The expression patterns of NcSABATH genes in different tissues. (a) The expression patterns of NcSABATH genes in 16 tissues based on transcriptome data. Bark (B), cambium (C), bud (Bud), young fruit (YF), old leaves (OL), phloem (P), root (R), young leaves (YL), xylem (primary xylem, PX; transitional xylem, TX; secondary xylem, SX), cambium (transitional cambium, TCA; secondary, SCA) and phloem (primary phloem, PPH; transitional phloem, TPH; secondary phloem, SPH) from the first, second and fourth internodes. The second internode of a 1-year-old seedling was identified as the transition. The color scale represents relative expression levels from high (red color) to low (blue color). (b) QRT-PCR results of the eight selected NcSABATHs in roots (R), young leaves (YL), old leaves (OL), phloem (P), and bud of N. cadamba.

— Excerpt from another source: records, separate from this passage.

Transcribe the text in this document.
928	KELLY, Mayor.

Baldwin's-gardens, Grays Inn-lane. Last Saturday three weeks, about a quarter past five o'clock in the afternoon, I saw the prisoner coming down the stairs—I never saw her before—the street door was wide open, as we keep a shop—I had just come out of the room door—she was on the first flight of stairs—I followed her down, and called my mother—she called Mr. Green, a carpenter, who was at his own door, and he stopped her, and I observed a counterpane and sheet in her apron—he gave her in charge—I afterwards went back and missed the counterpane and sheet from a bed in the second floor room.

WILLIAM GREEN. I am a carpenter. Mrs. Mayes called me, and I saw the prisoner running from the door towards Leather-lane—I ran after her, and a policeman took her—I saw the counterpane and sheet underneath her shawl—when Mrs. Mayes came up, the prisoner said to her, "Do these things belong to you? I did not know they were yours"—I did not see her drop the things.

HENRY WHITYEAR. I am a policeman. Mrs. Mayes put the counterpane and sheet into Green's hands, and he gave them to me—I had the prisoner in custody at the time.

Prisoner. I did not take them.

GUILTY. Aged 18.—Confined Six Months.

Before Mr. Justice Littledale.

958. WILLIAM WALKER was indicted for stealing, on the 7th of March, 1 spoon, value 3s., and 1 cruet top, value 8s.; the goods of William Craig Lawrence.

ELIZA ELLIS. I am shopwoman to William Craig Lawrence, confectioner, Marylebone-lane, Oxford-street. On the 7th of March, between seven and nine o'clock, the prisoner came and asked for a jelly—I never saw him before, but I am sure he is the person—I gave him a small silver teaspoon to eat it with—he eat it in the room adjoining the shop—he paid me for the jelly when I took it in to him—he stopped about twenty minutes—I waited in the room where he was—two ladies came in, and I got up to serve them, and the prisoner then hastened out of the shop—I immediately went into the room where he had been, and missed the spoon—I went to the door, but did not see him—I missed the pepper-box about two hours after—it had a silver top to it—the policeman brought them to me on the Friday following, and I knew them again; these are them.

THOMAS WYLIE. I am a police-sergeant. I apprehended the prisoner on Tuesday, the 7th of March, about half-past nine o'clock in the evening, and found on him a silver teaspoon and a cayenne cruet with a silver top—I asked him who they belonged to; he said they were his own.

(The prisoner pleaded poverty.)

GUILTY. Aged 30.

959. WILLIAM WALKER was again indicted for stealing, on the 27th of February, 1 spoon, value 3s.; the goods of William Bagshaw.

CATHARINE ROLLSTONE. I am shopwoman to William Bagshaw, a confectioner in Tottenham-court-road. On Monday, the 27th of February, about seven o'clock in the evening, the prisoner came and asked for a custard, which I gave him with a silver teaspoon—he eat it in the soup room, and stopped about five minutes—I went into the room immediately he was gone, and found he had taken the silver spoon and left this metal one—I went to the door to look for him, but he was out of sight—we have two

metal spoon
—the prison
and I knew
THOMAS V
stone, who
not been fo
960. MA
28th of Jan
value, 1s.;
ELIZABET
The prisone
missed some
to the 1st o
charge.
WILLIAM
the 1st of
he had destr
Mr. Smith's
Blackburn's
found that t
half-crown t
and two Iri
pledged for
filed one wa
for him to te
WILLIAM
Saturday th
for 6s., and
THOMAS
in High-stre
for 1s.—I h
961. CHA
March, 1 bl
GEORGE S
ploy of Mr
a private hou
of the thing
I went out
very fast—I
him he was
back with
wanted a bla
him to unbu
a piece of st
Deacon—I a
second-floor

Error bars represent ± SD of the means of three biological replicates (p < 0.05).

Figure 6

The content of cadambine in different tissues and correlation analysis between NcSABATH7 gene expression level and cadambine content in different tissues of N. cadamba. (a) The content of cadambine in old leaves (OL), young leaves (YL), buds, and roots (R). One-way ANOVA (p < 0.05) was used to test significance, and different columns with the same letter showed no differences. (b) Correlation analysis between the expression level of NcSABATH7 and cadambine content in different tissues of N. cadamba. Error bars represent ± SD of the means of three biological replicates.

Figure 7

Relative expression levels of NcSABATH7/22 and NcSTR1 under MeJA (100 μM) stress in 0, 6, 12, 24, and 36 h. The mean expression value was calculated from three independent biological replicates relative to 0 h. Error bars represent ± SD of the means of three biological replicates (p < 0.05).